Beata Bruggeman-Sękowska: We have already mentioned political and economic relations. I know that there is also a substantial cooperation between Serbia, Montenegro and the Netherlands in the cultural field, via SICA for example. The countries have established various joint programmes. What programmes are you proud of and would like to mention?
The cooperation in the field of culture is significant, but it is rarely a result of much funding. The important thing is fostering good cooperation between the institutions in Serbia and the Netherlands. Just a few examples: for almost 10 years we have had a great cooperation with the Belgrade Dance Festival, which recognizes the significance of Dutch contemporary dance. Thanks to this cooperation the Netherlands Dans Theater have been four times to Serbia, but also other great dance companies such as Conny Jansen Danst and Scapino Ballet. This, just to take an example resulted in staging choreographies of NDT by the National Ballet in Belgrade.
Dutch cinematography is now well-known in Serbia thanks to the festival Highlights of the Lowlands that is organized every year. Apart from documentary, short and feature films, we are also supporting the festival of unusual films. Merlinka is an example. It has to be said that this expansion of Dutch film in Serbia and in Montenegro is possible thanks to the excellent local partners.
Another project that I would like to highlight is related to the freedom of expression –we had a chance to host twice the World Press Photo exhibition where most prestigious photojournalists from around the world compete. In order to attract attention for this important topic we organized workshops for young journalists, public debates about freedom of expression and many other accompanying activities and had over 5.000 visitors per exhibition. A Serbian photographer won the prize in the Observed Portraits (singles) category in 2013. I hope this prize and our previous efforts will encourage more photographers from Serbia to be inspired by the World Press Photo competition.
Beata Bruggeman-Sękowska: How do you think the relationships between the Netherlands and Serbia would evolve in the coming years? Do you expect the intensification of the cooperation and if yes in what fields and why?

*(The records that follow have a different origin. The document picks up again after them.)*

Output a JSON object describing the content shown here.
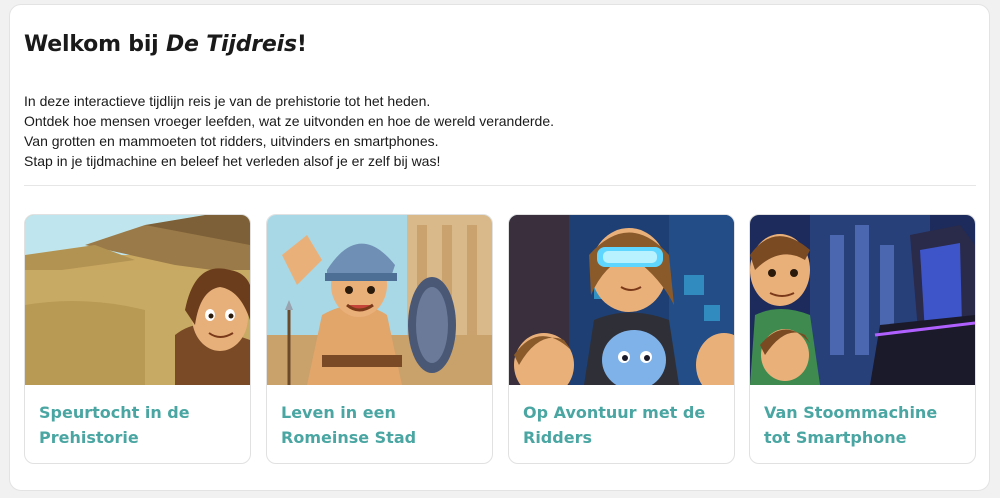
{
  "header": {
    "title_prefix": "Welkom bij ",
    "title_emphasis": "De Tijdreis",
    "title_suffix": "!"
  },
  "intro": {
    "lines": [
      "In deze interactieve tijdlijn reis je van de prehistorie tot het heden.",
      "Ontdek hoe mensen vroeger leefden, wat ze uitvonden en hoe de wereld veranderde.",
      "Van grotten en mammoeten tot ridders, uitvinders en smartphones.",
      "Stap in je tijdmachine en beleef het verleden alsof je er zelf bij was!"
    ]
  },
  "cards": [
    {
      "title": "Speurtocht in de Prehistorie",
      "image": "prehistoric-boy-illustration"
    },
    {
      "title": "Leven in een Romeinse Stad",
      "image": "roman-soldier-illustration"
    },
    {
      "title": "Op Avontuur met de Ridders",
      "image": "vr-headset-girl-illustration"
    },
    {
      "title": "Van Stoommachine tot Smartphone",
      "image": "modern-kids-illustration"
    }
  ],
  "colors": {
    "card_title": "#4aa6a2",
    "text": "#1a1a1a"
  }
}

In past few years we saw a moderately increased interest of Dutch companies for Serbia. We see encouraging developments in energy, energy efficiency, ICT and water technologies. The bilateral trade balance is growing steadily. In 2013 the overall trade was about 420 million euro. We expect that the final figures for 2014 will show a marked increase. There is however more room to bring mutual trade and investment to a significantly higher level. The Netherlands is one of the main traders of goods, services and commodities in the world, the second largest exporter of agricultural goods and the 18th largest economy in the world. Serbia has much underused potential. I think our mutual economic relations will significantly increase once Serbia has created a truly investor friendly climate, has tackled the red tape and corruption issues that are slowing Serbia down, and has reformed the judiciary. State of the art agriculture and food production, water management (flood control, drainage and irrigation), waterway logistics an underestimated transportation channel in the region – energy efficiency, inland water shipbuilding and IT are promising areas. Already now, I see some new Dutch firms are interested in locating their production facilities in Serbia. I would say that stronger economic cooperation is yet to come, and we as an Embassy, do all in our power to facilitate and support this process in both directions.